Vibe Clojure 3: Medley

One significant step in a new Clojure dialect should be running a real app with it. If it can’t do that, it’s not ready for any kind of…

Share

One significant step in a new Clojure dialect should be running a real app with it. If it can’t do that, it’s not ready for any kind of real-world use.

The Clojure ecosystem and apps written for portable Clojure dialects are something of a mixed bag. Few apps seem to meaningfully exist that are written in pure, portable Clojure, since that’s kind of difficult to accomplish: there isn’t a whole lot you can do that’s interesting without tying into the native platform. Files or network are the obvious things. Also, many “portable” libraries have to target differences in dialects anyway, since there aren’t portable ways to do everything.

I wanted to give medley a try with clojurust, since it is mostly portable Clojure and exercises a bunch of Clojure features really well. It took a few days of back and forth to get the test suite running at 100%, and I was using Claude Opus mainly for doing research on why certain things weren’t working; usage has been seriously nerfed on the consumer level plans, so I had to be judicious in what I had it do vs. what I tackled myself.

Nearly everything that needed changing or implementing was things that Claude had done incompletely or left unimplemented entirely from previous sessions. Regular expressions were not implemented at all, and error types were just passed around as maps. I did those myself — implemented regular expressions with the regex crate, and implemented a new ExceptionInfo type that captures the Error types when they’re propagated. Most of the other errors were problems with lazy sequences, and I had Claude debug those, which it did a decent job of. I’m a little wary about whether it did the right thing or the easy thing.

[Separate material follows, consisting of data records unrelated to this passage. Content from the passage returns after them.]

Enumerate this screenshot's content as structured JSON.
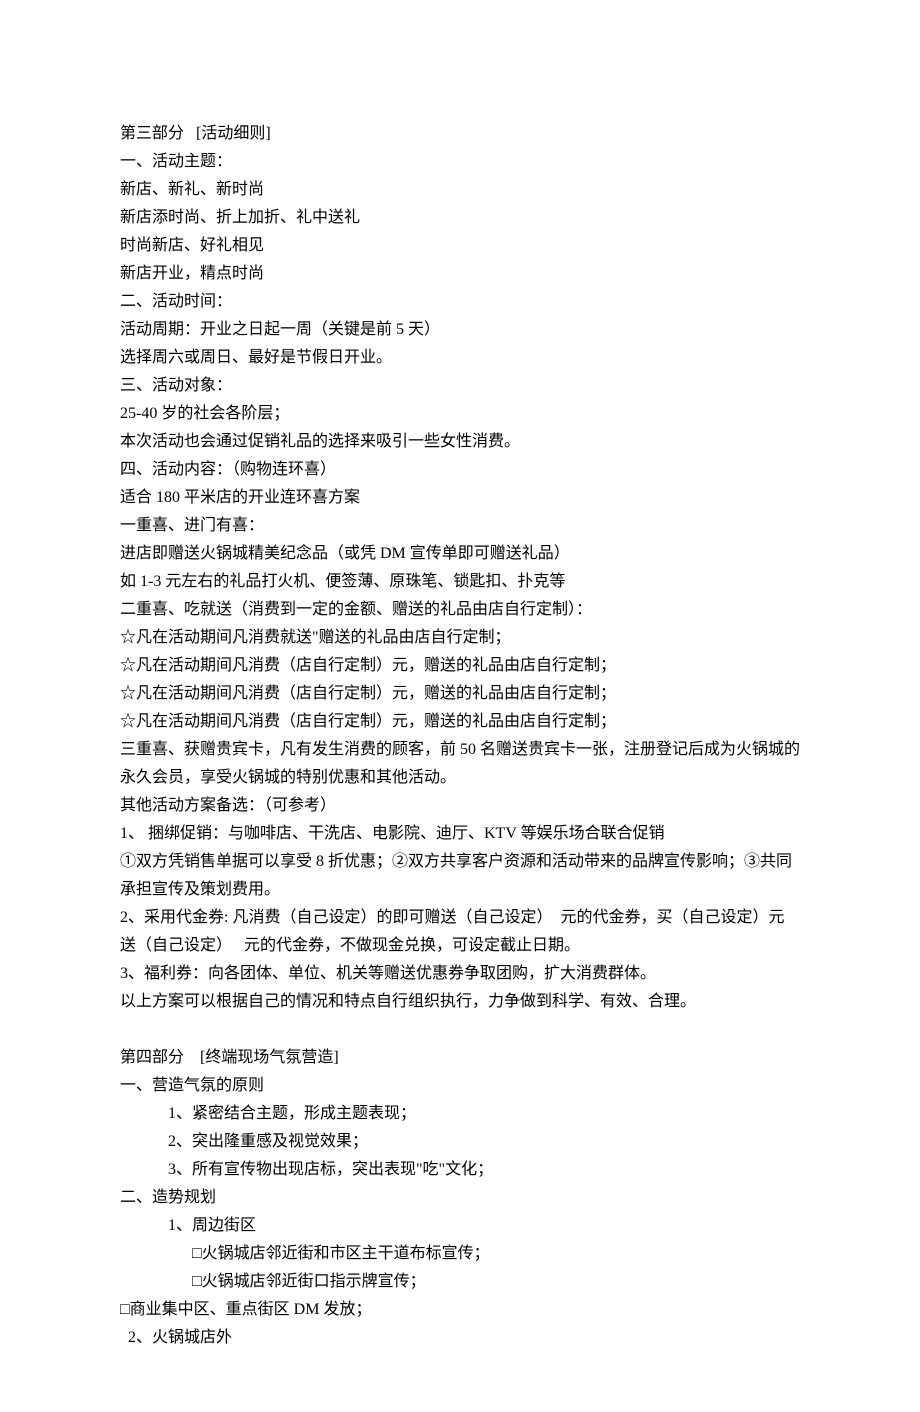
{
  "s3": {
    "title": "第三部分   [活动细则]",
    "a1": "一、活动主题：",
    "a1_l1": "新店、新礼、新时尚",
    "a1_l2": "新店添时尚、折上加折、礼中送礼",
    "a1_l3": "时尚新店、好礼相见",
    "a1_l4": "新店开业，精点时尚",
    "a2": "二、活动时间：",
    "a2_l1": "活动周期：开业之日起一周（关键是前 5 天）",
    "a2_l2": "选择周六或周日、最好是节假日开业。",
    "a3": "三、活动对象：",
    "a3_l1": "25-40 岁的社会各阶层；",
    "a3_l2": "本次活动也会通过促销礼品的选择来吸引一些女性消费。",
    "a4": "四、活动内容：（购物连环喜）",
    "a4_l1": "适合 180 平米店的开业连环喜方案",
    "a4_l2": "一重喜、进门有喜：",
    "a4_l3": "进店即赠送火锅城精美纪念品（或凭 DM 宣传单即可赠送礼品）",
    "a4_l4": "如 1-3 元左右的礼品打火机、便签薄、原珠笔、锁匙扣、扑克等",
    "a4_l5": "二重喜、吃就送（消费到一定的金额、赠送的礼品由店自行定制）：",
    "a4_l6": "☆凡在活动期间凡消费就送\"赠送的礼品由店自行定制；",
    "a4_l7": "☆凡在活动期间凡消费（店自行定制）元，赠送的礼品由店自行定制；",
    "a4_l8": "☆凡在活动期间凡消费（店自行定制）元，赠送的礼品由店自行定制；",
    "a4_l9": "☆凡在活动期间凡消费（店自行定制）元，赠送的礼品由店自行定制；",
    "a4_l10": "三重喜、获赠贵宾卡，凡有发生消费的顾客，前 50 名赠送贵宾卡一张，注册登记后成为火锅城的永久会员，享受火锅城的特别优惠和其他活动。",
    "a4_l11": "其他活动方案备选：（可参考）",
    "a4_l12": "1、 捆绑促销：与咖啡店、干洗店、电影院、迪厅、KTV 等娱乐场合联合促销",
    "a4_l13": "①双方凭销售单据可以享受 8 折优惠；②双方共享客户资源和活动带来的品牌宣传影响；③共同承担宣传及策划费用。",
    "a4_l14": "2、采用代金券: 凡消费（自己设定）的即可赠送（自己设定）  元的代金券，买（自己设定）元送（自己设定）   元的代金券，不做现金兑换，可设定截止日期。",
    "a4_l15": "3、福利券：向各团体、单位、机关等赠送优惠券争取团购，扩大消费群体。",
    "a4_l16": "以上方案可以根据自己的情况和特点自行组织执行，力争做到科学、有效、合理。"
  },
  "s4": {
    "title": "第四部分    [终端现场气氛营造]",
    "b1": "一、营造气氛的原则",
    "b1_l1": "1、紧密结合主题，形成主题表现；",
    "b1_l2": "2、突出隆重感及视觉效果；",
    "b1_l3": "3、所有宣传物出现店标，突出表现\"吃\"文化；",
    "b2": "二、造势规划",
    "b2_l1": "1、周边街区",
    "b2_l2": "□火锅城店邻近街和市区主干道布标宣传；",
    "b2_l3": "□火锅城店邻近街口指示牌宣传；",
    "b2_l4": "□商业集中区、重点街区 DM 发放；",
    "b2_l5": "2、火锅城店外"
  }
}
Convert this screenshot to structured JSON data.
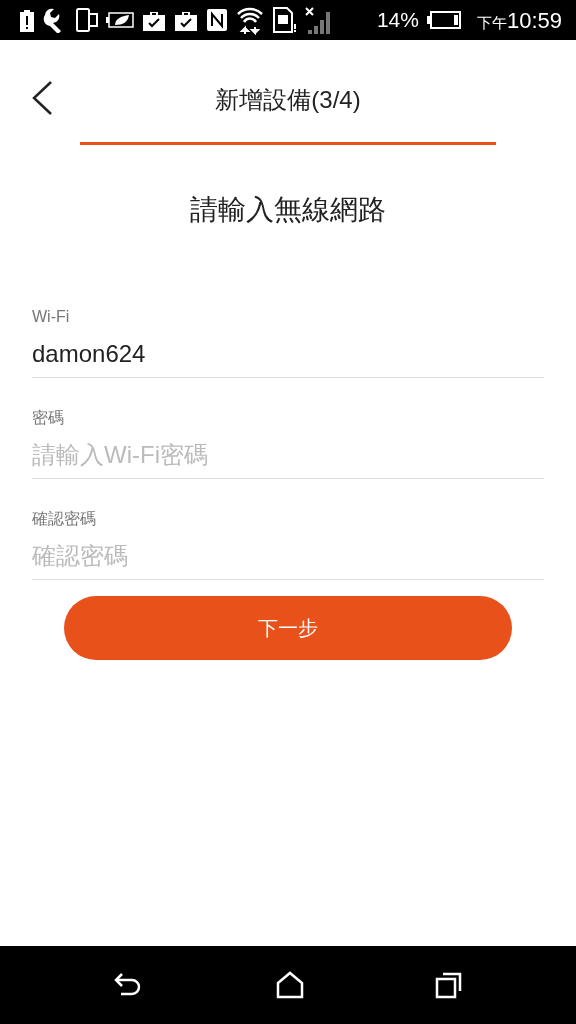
{
  "status_bar": {
    "battery_percent": "14%",
    "time_period": "下午",
    "time": "10:59"
  },
  "header": {
    "title": "新增設備(3/4)"
  },
  "subtitle": "請輸入無線網路",
  "fields": [
    {
      "label": "Wi-Fi",
      "value": "damon624"
    },
    {
      "label": "密碼",
      "placeholder": "請輸入Wi-Fi密碼"
    },
    {
      "label": "確認密碼",
      "placeholder": "確認密碼"
    }
  ],
  "next_button": "下一步"
}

One thing it tried doing was adding a sleep to the thread macro, so it would “replicate thread pool delays on the JVM”, to work around a (sleep 1) call in clojure-test-suite. Not great. That’s what instills the greatest fear in me when using agentic coding tools: I can spot some bad, hacky things it does when I understand them. What is it doing in the parts that I don’t fully understand?

Medley itself needed only a few :rust options in reader conditionals. My branch with some fixes is here: https://github.com/csm/medley/tree/rust. Clojurust can execute the test suite on that branch with 100% success! And the AOT-compiled test suite can run in 0.31s on my laptop, vs. ~5 seconds for lein test in medley itself! That’s likely more startup costs than anything else, but it’s still awesome to watch that work.